Incarnation as a Hermeneutical Key to a Feminist Theologian's Reading of Luce Irigaray's Work

Anne-Claire Mulder

9789085551010
412 pages
Amsterdam University Press
Overview
What has Luce Irigaray’s statement that women need a God to do with her thoughts on the relation between body and mind, or the sensible and the intelligible?

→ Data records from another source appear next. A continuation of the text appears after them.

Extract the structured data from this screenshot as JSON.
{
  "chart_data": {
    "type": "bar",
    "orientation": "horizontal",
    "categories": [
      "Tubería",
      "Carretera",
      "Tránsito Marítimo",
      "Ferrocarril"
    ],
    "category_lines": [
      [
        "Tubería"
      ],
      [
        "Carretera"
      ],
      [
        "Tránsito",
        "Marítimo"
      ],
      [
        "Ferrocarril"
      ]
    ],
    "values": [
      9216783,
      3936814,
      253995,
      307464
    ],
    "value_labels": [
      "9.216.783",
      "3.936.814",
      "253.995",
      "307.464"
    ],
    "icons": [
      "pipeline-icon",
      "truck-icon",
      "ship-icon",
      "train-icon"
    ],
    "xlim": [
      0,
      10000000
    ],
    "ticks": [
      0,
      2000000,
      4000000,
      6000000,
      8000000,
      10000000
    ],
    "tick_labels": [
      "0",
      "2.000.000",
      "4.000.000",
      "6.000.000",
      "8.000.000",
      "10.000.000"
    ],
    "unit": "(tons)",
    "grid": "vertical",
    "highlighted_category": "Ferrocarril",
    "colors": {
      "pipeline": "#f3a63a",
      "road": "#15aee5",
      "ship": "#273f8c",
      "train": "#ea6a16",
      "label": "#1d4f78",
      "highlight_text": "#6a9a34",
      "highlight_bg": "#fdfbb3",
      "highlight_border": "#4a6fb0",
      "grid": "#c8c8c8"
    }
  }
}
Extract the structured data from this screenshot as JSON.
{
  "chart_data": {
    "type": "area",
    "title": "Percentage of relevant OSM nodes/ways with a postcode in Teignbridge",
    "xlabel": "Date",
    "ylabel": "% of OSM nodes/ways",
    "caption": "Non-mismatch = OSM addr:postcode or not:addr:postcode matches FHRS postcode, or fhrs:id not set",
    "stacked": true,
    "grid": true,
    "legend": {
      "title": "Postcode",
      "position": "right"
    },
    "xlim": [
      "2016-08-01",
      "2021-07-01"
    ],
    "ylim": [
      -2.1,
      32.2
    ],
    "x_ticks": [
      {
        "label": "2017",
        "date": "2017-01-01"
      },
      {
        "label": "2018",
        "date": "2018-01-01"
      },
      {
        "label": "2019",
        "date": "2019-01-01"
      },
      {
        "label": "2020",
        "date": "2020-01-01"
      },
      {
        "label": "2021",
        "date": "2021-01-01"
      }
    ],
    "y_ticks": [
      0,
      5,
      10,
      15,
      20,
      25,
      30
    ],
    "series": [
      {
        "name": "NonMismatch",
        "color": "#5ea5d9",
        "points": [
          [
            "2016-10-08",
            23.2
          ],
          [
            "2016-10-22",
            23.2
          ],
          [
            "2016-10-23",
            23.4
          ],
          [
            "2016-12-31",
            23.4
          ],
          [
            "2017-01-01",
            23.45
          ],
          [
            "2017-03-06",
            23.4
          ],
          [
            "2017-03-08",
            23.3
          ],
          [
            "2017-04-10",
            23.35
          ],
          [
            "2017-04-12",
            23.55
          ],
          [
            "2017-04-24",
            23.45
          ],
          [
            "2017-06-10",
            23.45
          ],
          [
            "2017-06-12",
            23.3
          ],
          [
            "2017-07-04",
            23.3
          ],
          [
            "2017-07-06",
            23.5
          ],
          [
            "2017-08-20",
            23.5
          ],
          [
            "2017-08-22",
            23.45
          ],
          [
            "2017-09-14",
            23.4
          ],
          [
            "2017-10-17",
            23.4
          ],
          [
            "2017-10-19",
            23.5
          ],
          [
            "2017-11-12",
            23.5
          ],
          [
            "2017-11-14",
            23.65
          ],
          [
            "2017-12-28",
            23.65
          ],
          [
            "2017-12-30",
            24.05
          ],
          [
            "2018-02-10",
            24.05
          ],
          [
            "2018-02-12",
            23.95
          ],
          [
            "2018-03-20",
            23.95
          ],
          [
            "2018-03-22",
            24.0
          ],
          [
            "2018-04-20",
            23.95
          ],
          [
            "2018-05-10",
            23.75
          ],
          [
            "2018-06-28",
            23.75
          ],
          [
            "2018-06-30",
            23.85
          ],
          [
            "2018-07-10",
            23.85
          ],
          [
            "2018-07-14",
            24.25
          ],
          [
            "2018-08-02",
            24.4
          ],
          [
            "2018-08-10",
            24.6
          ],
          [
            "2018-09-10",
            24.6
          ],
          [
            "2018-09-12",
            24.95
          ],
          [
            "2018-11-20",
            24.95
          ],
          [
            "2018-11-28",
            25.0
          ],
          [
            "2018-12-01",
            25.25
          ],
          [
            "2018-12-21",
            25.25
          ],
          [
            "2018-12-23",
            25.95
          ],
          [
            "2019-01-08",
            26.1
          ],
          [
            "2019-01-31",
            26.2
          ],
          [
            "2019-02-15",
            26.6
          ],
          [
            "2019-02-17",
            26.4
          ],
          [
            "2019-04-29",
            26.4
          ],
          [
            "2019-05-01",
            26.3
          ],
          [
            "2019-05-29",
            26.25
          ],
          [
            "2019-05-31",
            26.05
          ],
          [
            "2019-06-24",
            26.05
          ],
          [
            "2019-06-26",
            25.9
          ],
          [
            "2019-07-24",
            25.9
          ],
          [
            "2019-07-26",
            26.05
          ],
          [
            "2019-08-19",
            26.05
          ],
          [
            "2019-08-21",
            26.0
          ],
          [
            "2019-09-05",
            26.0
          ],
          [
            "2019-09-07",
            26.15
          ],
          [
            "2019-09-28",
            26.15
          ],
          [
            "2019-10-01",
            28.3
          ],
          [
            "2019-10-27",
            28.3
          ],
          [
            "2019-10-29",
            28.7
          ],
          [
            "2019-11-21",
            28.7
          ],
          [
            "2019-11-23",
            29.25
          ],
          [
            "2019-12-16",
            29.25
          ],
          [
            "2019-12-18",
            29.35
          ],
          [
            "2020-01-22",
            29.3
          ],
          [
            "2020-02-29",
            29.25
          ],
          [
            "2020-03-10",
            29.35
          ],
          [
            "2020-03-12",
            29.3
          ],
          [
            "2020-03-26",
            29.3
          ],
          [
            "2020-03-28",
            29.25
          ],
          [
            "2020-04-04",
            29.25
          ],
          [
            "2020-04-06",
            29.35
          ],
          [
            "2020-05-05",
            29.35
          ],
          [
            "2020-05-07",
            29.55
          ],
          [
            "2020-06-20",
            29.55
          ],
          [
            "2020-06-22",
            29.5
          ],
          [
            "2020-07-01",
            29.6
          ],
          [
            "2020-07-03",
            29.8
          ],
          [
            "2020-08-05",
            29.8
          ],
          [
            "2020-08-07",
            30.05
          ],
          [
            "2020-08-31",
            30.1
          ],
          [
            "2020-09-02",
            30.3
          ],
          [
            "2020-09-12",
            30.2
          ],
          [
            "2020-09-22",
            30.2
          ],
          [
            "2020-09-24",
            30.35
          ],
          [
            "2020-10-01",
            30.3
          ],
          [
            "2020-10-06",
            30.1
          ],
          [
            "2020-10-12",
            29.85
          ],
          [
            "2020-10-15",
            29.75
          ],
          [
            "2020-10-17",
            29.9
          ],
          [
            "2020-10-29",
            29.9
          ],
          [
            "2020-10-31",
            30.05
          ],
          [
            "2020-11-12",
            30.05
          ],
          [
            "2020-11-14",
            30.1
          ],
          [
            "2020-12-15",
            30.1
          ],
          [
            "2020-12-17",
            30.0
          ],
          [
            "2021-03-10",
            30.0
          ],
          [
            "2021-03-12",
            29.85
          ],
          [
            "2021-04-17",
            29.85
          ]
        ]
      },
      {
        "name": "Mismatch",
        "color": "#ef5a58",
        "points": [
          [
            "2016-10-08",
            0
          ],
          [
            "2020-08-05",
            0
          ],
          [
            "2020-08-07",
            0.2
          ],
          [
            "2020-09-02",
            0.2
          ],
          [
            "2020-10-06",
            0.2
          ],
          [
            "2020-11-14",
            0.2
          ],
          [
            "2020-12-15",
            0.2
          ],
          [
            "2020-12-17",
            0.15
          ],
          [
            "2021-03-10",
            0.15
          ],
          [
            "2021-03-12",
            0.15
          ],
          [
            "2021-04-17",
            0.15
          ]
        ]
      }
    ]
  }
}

Using the theological notion ‘incarnation’ as a hermeneutical key, Anne-Claire Mulder brings together and illuminates the interrelations between these different themes in Luce Irigaray’s work. Seesawing between Luce Irigaray’s critique of philosophical discourse and her constructive philosophy, Mulder elucidates Irigaray’s thoughts on the relations between ‘becoming woman’ and ‘becoming divine’. She shows that Luce Irigaray’s restaging of the relation between the sensible and the intelligible, between flesh and Word, is key to her reinterpretation of the relation between woman and God. In and through her interpretation of Luce Irigaray’s thoughts on the flesh she argues that the relation between flesh and Word must be seen as a dialectical one, instead of as a dualistic relation. This means that ‘incarnation’ is no longer seen as a one-way process of Word becoming flesh, but as a continuing process of flesh becoming word and word becoming flesh. For all images and thoughts – including those of ‘God’ – are produced by the flesh, divine in its creativity inexhaustibility, in response to the touch of the other. And these images, thoughts, words in turn become embodied, by touching and moving the flesh of the subject.
Author Bio
Anne-Claire Mulder (theologian) defended this thesis in 2000 at the University of Amsterdam. She has published texts in Paragraph (2002/3) and in Welt gestalten im ausgehenden Patriarchat edited by Maria Moser and Ina Praetorius (2003). She is co-editor – with Kune Biezeveld – of Towards a Different Transcendence. Feminist Findings on Subjectivity, Religion and Values, (Oxford/Bern, 2001). She is currently university teacher for Women’s studies theology at the Theological University of Kampen.